How does it feel to have a job lined up before graduation?
It is a huge load off my mind and my parents’ minds. I consider myself lucky to have one job offer, not to mention another two to three in the works. The pressure is off and I know that I will be successful no matter where I end up, it’s nice to have a plan B. It also means that my education was worth it, my offer for starting salary is a little less than double the national average from last year for college graduates. That means that employers see CU as a great educational institution.
Tell me about your internship last summer with Burlington Northern. What did you do, what experience did you gain?
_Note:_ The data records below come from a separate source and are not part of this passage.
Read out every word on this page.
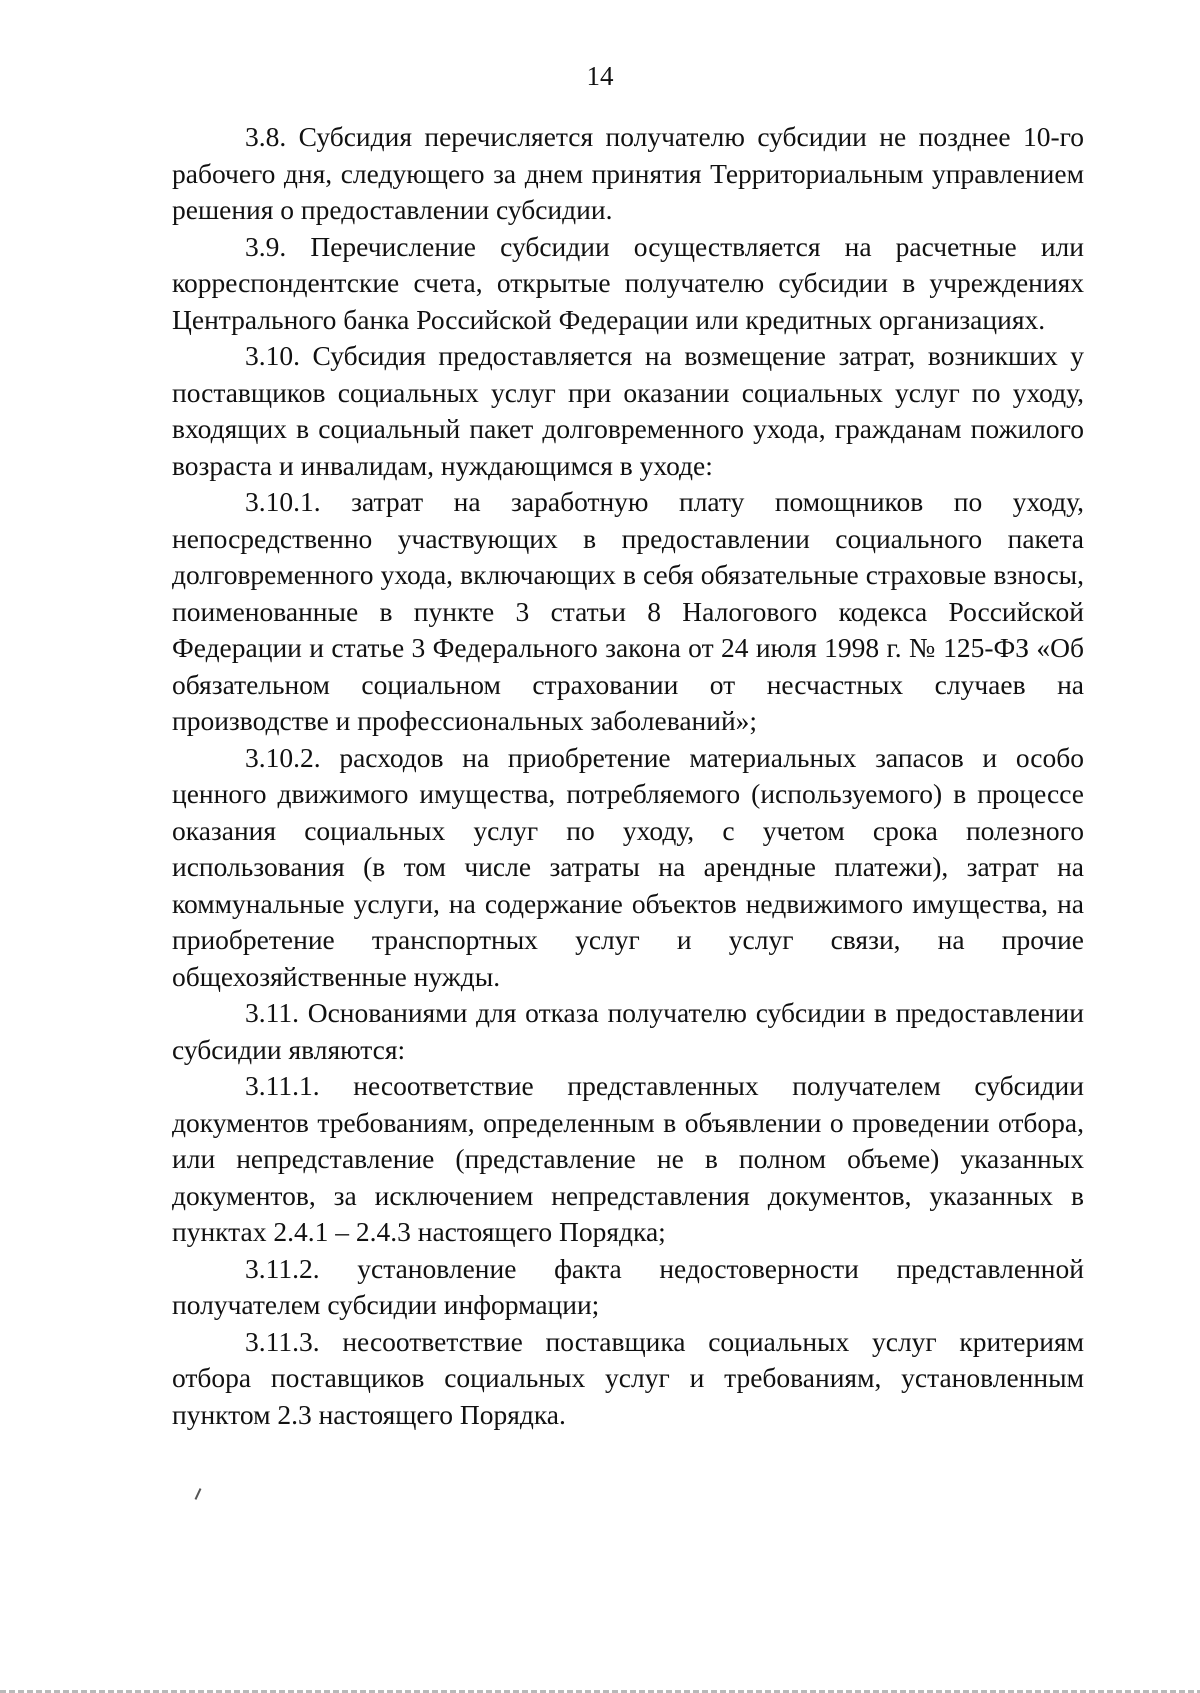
14

3.8. Субсидия перечисляется получателю субсидии не позднее 10-го рабочего дня, следующего за днем принятия Территориальным управлением решения о предоставлении субсидии.

3.9. Перечисление субсидии осуществляется на расчетные или корреспондентские счета, открытые получателю субсидии в учреждениях Центрального банка Российской Федерации или кредитных организациях.

3.10. Субсидия предоставляется на возмещение затрат, возникших у поставщиков социальных услуг при оказании социальных услуг по уходу, входящих в социальный пакет долговременного ухода, гражданам пожилого возраста и инвалидам, нуждающимся в уходе:

3.10.1. затрат на заработную плату помощников по уходу, непосредственно участвующих в предоставлении социального пакета долговременного ухода, включающих в себя обязательные страховые взносы, поименованные в пункте 3 статьи 8 Налогового кодекса Российской Федерации и статье 3 Федерального закона от 24 июля 1998 г. № 125-ФЗ «Об обязательном социальном страховании от несчастных случаев на производстве и профессиональных заболеваний»;

3.10.2. расходов на приобретение материальных запасов и особо ценного движимого имущества, потребляемого (используемого) в процессе оказания социальных услуг по уходу, с учетом срока полезного использования (в том числе затраты на арендные платежи), затрат на коммунальные услуги, на содержание объектов недвижимого имущества, на приобретение транспортных услуг и услуг связи, на прочие общехозяйственные нужды.

3.11. Основаниями для отказа получателю субсидии в предоставлении субсидии являются:

3.11.1. несоответствие представленных получателем субсидии документов требованиям, определенным в объявлении о проведении отбора, или непредставление (представление не в полном объеме) указанных документов, за исключением непредставления документов, указанных в пунктах 2.4.1 – 2.4.3 настоящего Порядка;

3.11.2. установление факта недостоверности представленной получателем субсидии информации;

3.11.3. несоответствие поставщика социальных услуг критериям отбора поставщиков социальных услуг и требованиям, установленным пунктом 2.3 настоящего Порядка.
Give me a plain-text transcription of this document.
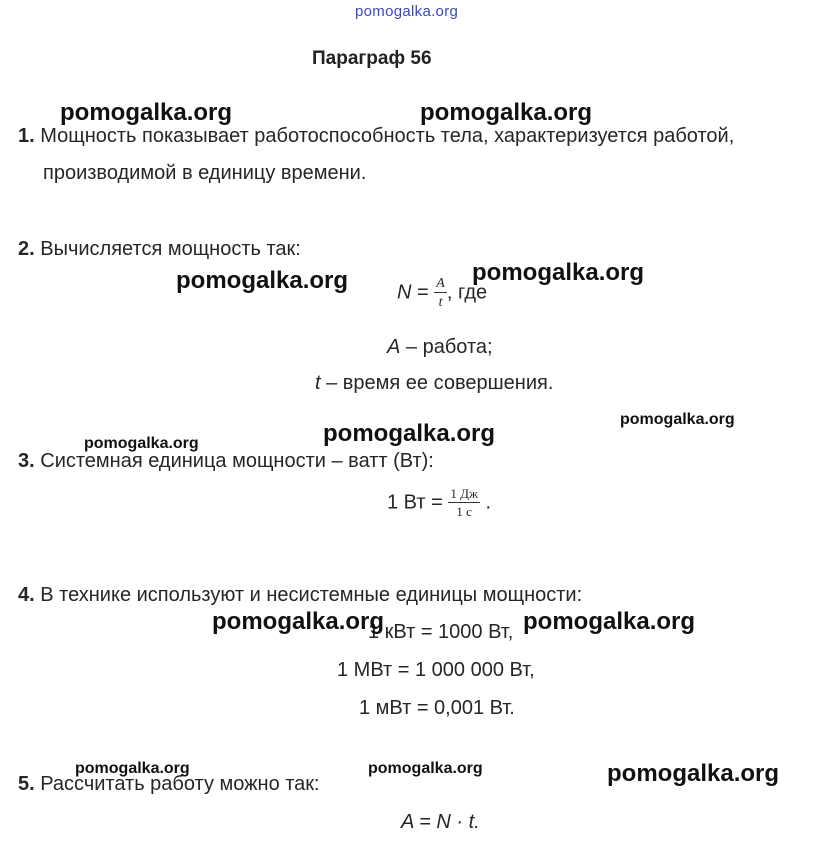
pomogalka.org
Параграф 56
1. Мощность показывает работоспособность тела, характеризуется работой,
производимой в единицу времени.
2. Вычисляется мощность так:
$N = \frac{A}{t}$ , где
A – работа;
t – время ее совершения.
3. Системная единица мощности – ватт (Вт):
1 Вт = $\frac{1 Дж}{1 с}$ .
4. В технике используют и несистемные единицы мощности:
1 кВт = 1000 Вт,
1 МВт = 1 000 000 Вт,
1 мВт = 0,001 Вт.
5. Рассчитать работу можно так:
A = N · t.
pomogalka.org	pomogalka.org
pomogalka.org	pomogalka.org
pomogalka.org
pomogalka.org	pomogalka.org
pomogalka.org	pomogalka.org
pomogalka.org	pomogalka.org	pomogalka.org
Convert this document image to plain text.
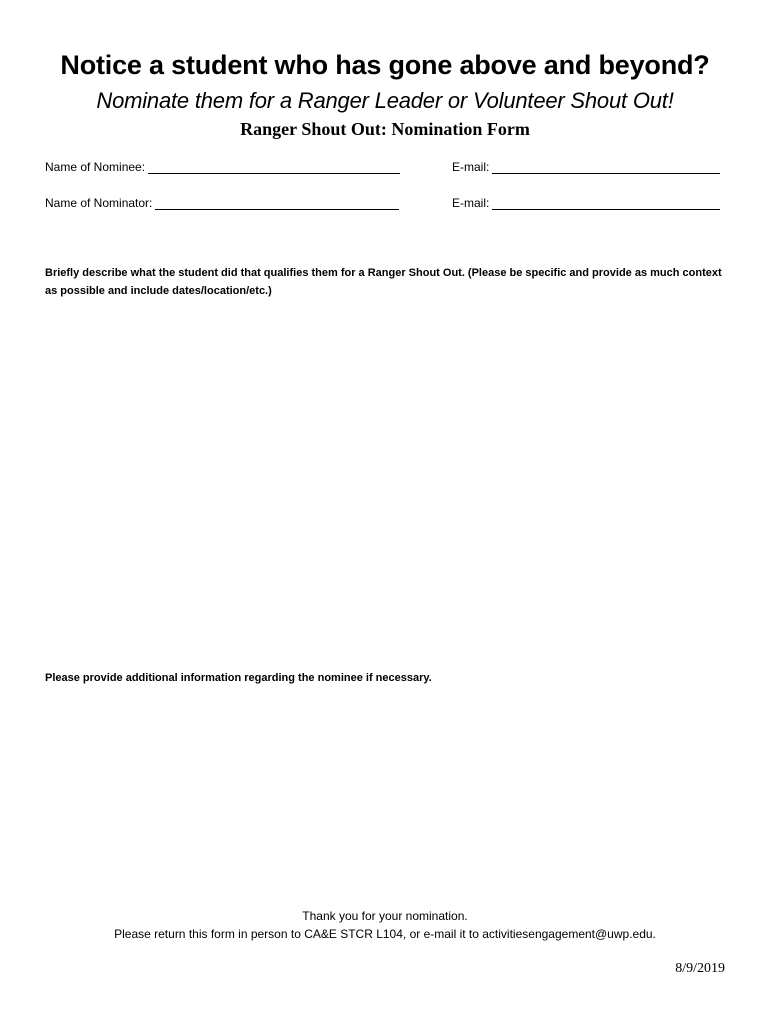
Notice a student who has gone above and beyond?
Nominate them for a Ranger Leader or Volunteer Shout Out!
Ranger Shout Out: Nomination Form
Name of Nominee:	E-mail:
Name of Nominator:	E-mail:
Briefly describe what the student did that qualifies them for a Ranger Shout Out. (Please be specific and provide as much context as possible and include dates/location/etc.)
Please provide additional information regarding the nominee if necessary.
Thank you for your nomination.
Please return this form in person to CA&E STCR L104, or e-mail it to activitiesengagement@uwp.edu.
8/9/2019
I was a Mechanical Intern at the Lincoln Diesel Shop in Lincoln, NE. The shop does unscheduled and scheduled locomotive maintenance. It was a paid internship, and I was pretty much offered the job on the spot after talking to their hiring manager at the CU-Boulder career fair. I walked up and talked to him and then he handed me his business card and said “If you don’t have an internship by Thanksgiving, give me a call.” So I did. The main thing that I took from that internship was the confidence to succeed in the real world. I actually didn’t do that much engineering work but used a lot more of the people skills and problem solving skills that I learned here at CU. This was also my first time dealing with a huge company and leading huge projects. I lead a ~$2 million project and was involved with one that totaled up to $120 million. So, I learned to really look at every decision that is being made and how it will affect the whole economy.
How did CU-Boulder prepare you for your future career?
CU-Boulder gave me the education and the confidence to succeed. I have been through classes across almost every engineering field and that gave me the confidence that there is not that much that I cannot learn if I want to. The education I received is top of the line. Even in engineering, the classes are designed to not only develop your education but also your people/communication skills.
Why did you decide to attend CU-Boulder. What attracted you? How did CU-Boulder stand out from other schools?
Attending CU Boulder was really a three-fold reason for me. First, I love Colorado. I was born and raised here and think it is absolutely gorgeous. Second, the mechanical engineering department is ranked among the best in public school programs in the nation. Third, I was given the opportunity to compete at the Division I level of athletics and it has always been a dream of mine to do that. These are important for me because I was a very good student out of high school and wanted to continue being challenged as well as continue being competitive at athletics. I scored a 35 on my ACT’s and had a 3.99 GPA out of high school so I was looking at other schools such as MIT and CalTech. They didn’t have the same feel, the same life as CU Boulder does throughout the community. I love it here and can’t picture myself anywhere else!